Assim, Bauman (1998) apresenta a questão, formulada por Hannah Arendt, da
“responsabilidade moral de resistir à socialização”. Socialização, neste sentido, diz
respeito à manipulação da capacidade moral – e não sua produção. Essa capacidade
moral manipulada implica certos princípios que se tornarão objeto passivo de
processamento social, mas abrange também “a capacidade de resistir, escapar e
sobreviver a esse processamento, de forma que no fim do dia a autoridade e a
responsabilidade pelas opções morais repousa onde repousava no início: na pessoa
humana” (p. 207).
Dufour (2003, p.5) conclui que é necessária a resistência em relação ao
ultraliberalismo e ao perigo de tudo entrar no mundo da mercadoria, inclusive os
mecanismos de subjetivação: “a hora é de resistência, de todas as formas de resistência
que defendem a cultura – em sua diversidade – e a civilização – em suas conquistas”.
Considerando todo o exposto, observa-se que o cenário atual é inóspito para o
surgimento de formas de coexistência que transcendam a relação homem-mercadoria.
Contudo, este trabalho procurou assinalar a possibilidade de insurgência ao que está
posto, com formas de resistência e enfrentamento, podendo inaugurar relações pautadas
na humanização e na responsabilidade pelo outro.

Considerações Finais
Por meio do levantamento bibliográfico, utilizando autores que debatem a
contemporaneidade, pôde-se observar o quanto a relação homem-mercadoria, hoje tão
presente em vínculos estabelecidos nos mais variados âmbitos, apresenta significativas
implicações na relação com a alteridade.
Disso, pode-se deduzir que não é possível tomar em análise o sujeito e suas
relações de modo dissociado de seu contexto social e histórico.

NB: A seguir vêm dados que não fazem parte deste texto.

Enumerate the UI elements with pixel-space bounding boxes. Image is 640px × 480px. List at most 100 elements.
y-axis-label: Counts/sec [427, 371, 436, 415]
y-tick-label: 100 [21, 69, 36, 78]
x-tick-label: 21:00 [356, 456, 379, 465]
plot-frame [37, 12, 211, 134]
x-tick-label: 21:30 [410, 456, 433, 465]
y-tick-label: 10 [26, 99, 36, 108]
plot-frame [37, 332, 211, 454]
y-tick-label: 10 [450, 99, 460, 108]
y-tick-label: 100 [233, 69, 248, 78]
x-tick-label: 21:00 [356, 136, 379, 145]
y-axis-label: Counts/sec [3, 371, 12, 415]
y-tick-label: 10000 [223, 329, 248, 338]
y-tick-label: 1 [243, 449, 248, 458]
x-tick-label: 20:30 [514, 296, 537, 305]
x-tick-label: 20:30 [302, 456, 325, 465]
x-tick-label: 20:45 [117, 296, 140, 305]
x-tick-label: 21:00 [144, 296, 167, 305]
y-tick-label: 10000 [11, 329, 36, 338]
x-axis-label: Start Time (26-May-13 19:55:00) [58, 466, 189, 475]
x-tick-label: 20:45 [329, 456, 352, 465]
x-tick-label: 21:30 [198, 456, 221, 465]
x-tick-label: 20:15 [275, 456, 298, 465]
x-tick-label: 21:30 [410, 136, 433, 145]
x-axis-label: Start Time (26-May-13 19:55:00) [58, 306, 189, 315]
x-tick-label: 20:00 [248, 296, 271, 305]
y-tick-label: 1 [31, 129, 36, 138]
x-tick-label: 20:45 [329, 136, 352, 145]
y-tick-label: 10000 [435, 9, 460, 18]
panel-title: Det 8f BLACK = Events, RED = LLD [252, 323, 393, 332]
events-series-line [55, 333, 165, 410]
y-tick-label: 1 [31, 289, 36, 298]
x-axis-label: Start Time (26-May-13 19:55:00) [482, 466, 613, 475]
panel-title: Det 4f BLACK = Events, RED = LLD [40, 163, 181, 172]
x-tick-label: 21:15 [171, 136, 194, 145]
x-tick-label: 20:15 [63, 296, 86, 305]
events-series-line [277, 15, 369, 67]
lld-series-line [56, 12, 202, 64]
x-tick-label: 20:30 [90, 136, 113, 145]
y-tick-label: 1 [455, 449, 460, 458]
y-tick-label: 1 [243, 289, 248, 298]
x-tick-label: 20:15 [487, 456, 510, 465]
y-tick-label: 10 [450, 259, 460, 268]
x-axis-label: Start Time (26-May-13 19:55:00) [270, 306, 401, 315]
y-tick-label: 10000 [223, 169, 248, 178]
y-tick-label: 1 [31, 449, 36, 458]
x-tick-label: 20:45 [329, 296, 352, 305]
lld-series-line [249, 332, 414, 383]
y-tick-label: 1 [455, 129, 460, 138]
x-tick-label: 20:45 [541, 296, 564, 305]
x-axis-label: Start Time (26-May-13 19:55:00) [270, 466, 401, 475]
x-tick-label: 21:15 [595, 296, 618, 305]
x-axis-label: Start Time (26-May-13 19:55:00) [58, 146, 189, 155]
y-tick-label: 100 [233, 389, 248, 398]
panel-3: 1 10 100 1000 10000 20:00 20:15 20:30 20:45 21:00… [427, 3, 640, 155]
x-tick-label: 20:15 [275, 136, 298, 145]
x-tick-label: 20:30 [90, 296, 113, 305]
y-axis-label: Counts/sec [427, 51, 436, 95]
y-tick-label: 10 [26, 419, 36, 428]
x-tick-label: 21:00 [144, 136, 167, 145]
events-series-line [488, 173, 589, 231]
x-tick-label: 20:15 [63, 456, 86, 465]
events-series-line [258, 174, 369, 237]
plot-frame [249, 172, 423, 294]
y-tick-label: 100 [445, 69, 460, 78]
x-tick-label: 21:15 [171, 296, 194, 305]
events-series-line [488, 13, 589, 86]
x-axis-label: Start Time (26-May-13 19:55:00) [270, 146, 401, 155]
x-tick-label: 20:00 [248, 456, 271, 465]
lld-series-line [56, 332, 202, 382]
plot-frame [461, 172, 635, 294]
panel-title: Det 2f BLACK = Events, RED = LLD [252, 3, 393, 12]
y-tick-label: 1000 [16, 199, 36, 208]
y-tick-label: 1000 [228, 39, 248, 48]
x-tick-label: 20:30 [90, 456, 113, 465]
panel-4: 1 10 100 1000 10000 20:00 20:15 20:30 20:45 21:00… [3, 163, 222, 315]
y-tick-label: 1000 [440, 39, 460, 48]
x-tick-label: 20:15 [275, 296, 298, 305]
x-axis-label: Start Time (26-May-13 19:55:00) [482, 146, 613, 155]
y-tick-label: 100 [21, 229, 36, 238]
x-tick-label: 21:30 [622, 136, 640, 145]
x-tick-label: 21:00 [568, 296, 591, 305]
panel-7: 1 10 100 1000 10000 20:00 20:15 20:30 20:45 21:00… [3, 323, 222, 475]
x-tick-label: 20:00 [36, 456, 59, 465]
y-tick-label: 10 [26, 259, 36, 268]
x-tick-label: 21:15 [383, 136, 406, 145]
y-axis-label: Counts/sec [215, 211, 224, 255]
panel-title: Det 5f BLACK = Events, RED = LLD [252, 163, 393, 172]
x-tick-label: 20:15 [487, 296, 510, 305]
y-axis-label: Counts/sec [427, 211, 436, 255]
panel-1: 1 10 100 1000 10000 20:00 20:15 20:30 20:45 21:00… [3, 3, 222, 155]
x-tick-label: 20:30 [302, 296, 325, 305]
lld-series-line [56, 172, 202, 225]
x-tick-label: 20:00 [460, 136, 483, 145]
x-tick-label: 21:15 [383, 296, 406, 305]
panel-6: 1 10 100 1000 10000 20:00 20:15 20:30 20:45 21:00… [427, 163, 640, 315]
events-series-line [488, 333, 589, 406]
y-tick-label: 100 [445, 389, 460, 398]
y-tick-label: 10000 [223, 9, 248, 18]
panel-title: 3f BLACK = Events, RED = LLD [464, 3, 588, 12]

Qualquer prática
profissional do psicólogo deve estar associada à apreciação de tais condições. Nesse
sentido, levando em consideração todo o exposto neste trabalho, pode-se pensar na
necessidade de que o psicólogo tome a direção da “contramão”, advertido quanto à
lógica da mercadoria presente nas relações e também quanto ao engodo da autonomia e
da liberdade pretensamente contidas nas ideologias contemporâneas, sob o risco de,
submetendo-se ao que está posto, destituir os sujeitos do que é humano.
Tal direção pode até mesmo consistir em posições de “transgressão”, haja vista a
sociedade atual em que os indivíduos se veem cada vez mais seduzidos pelo discurso
científico, e este, atraído pela racionalidade técnica, vem se fazendo baluarte para a
legitimação de práticas pautadas na relação homem-mercadoria. Assim, cair na
assimilação e análise acrítica do contexto, faz com que haja o predomínio da referida
razão instrumental, que apresenta a tendência de esvaziar as práticas de seu sentido
ético. É nesse aspecto que precisamos dimensionar como as teorias/abordagens que
elegemos para balizar nossa atuação se posicionam diante da iminência destes novos
modos de subjetivação na contemporaneidade e, para além disso, repensar a nossa
própria capacidade de se relacionar com a questão da alteridade.